Not being able to be physically closer to the man she loved so dearly, during such an important time, was another heartbreak in a time of many for Mrs Robbins.

Never one to let a problem go unchallenged, she and her family set about seeing whether there was a better way.

‘I got home and just starting Googling ‘palliative care beds’ or something like that,’ said grandson James Blandford.

The pair stumbled upon an article online about Robina Hospital on the Gold Coast that had purchased a ‘cuddle bed’ – essentially a much wider bed with specialised hospital functions – that allowed the family of a palliative patient to comfortably lie next to their loved one.

‘I called Robina right away,’ Mrs Robbins said.

‘They were happy to tell me all about the cuddle bed.

‘From there we started learning all about them.’

And they set their collective energy on providing a cuddle bed for families in east Gippsland.

‘We wanted other families to have the benefit of a bed like this, to help make their end-of-life experience just that little bit more comfortable,’ Mr Blandford said.

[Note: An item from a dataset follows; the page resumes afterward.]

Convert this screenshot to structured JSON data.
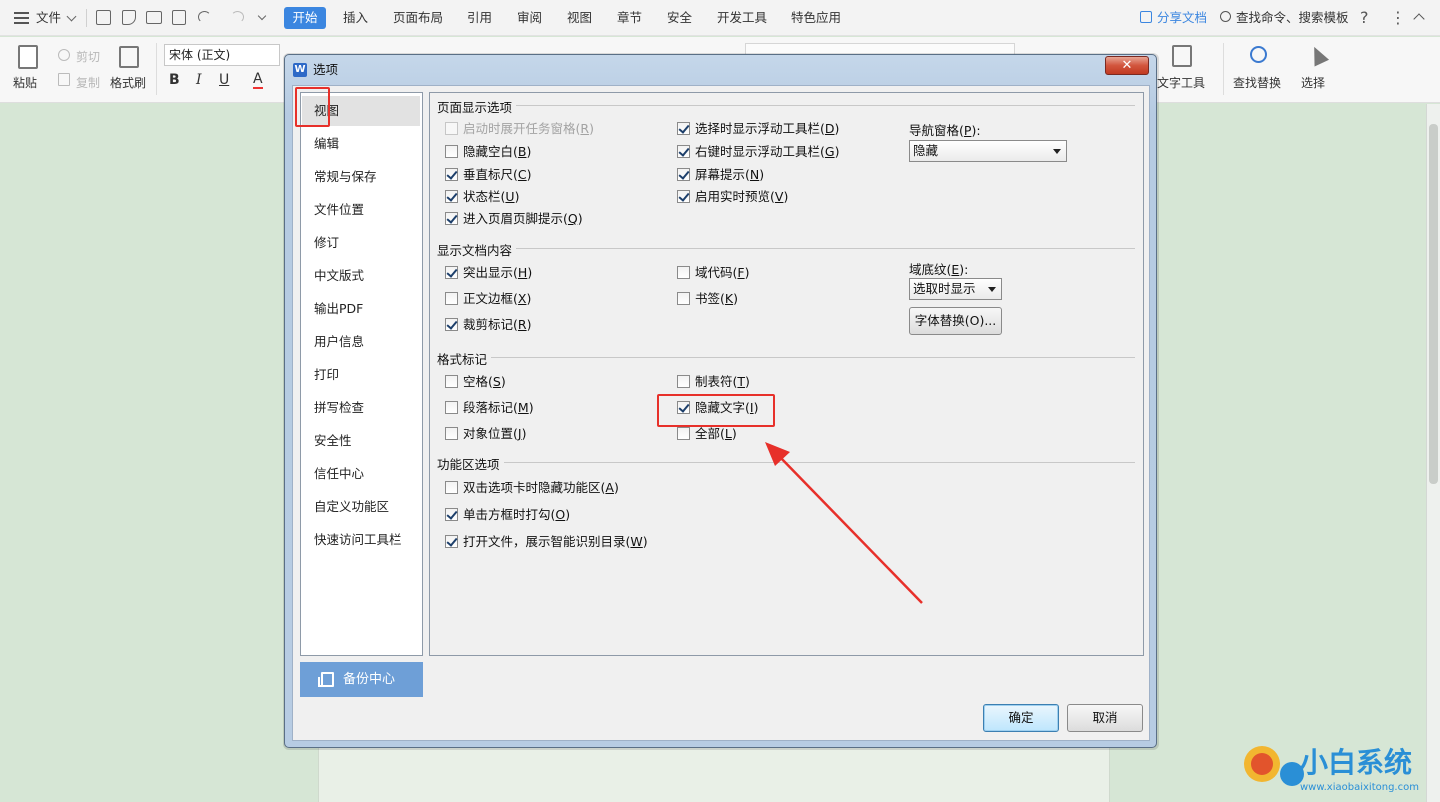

But, at upwards of $18,000 per bed, it was always going to be a big ask.

So Mr Blandford turned to the community, launching a Go Fund Me campaign.

‘My grandparents had spent so much of their life helping other people,’ Mr Blandford said.

For more than 30 years the couple ran Annie’s Cottage – a property in Lindenow South for families of children with life-threatening illnesses to enjoy a holiday.

In 2015, they were awarded an Order of Australia Medal for their charitable work.

‘This cuddle bed campaign was one way of giving back to Nan and Pa, who have given so much time helping families.’

The campaign struck a chord.

More than 140 donors raised $25,045 with one donor contributing $5,000.

Though a global pandemic made shipping from the USA a challenge, BRHS was very pleased to finally take receipt of the cuddle bed.

‘This is all in memory of him,’ Mrs Robbins said.

‘It’s a gift in his memory to other families in the future that find themselves here.’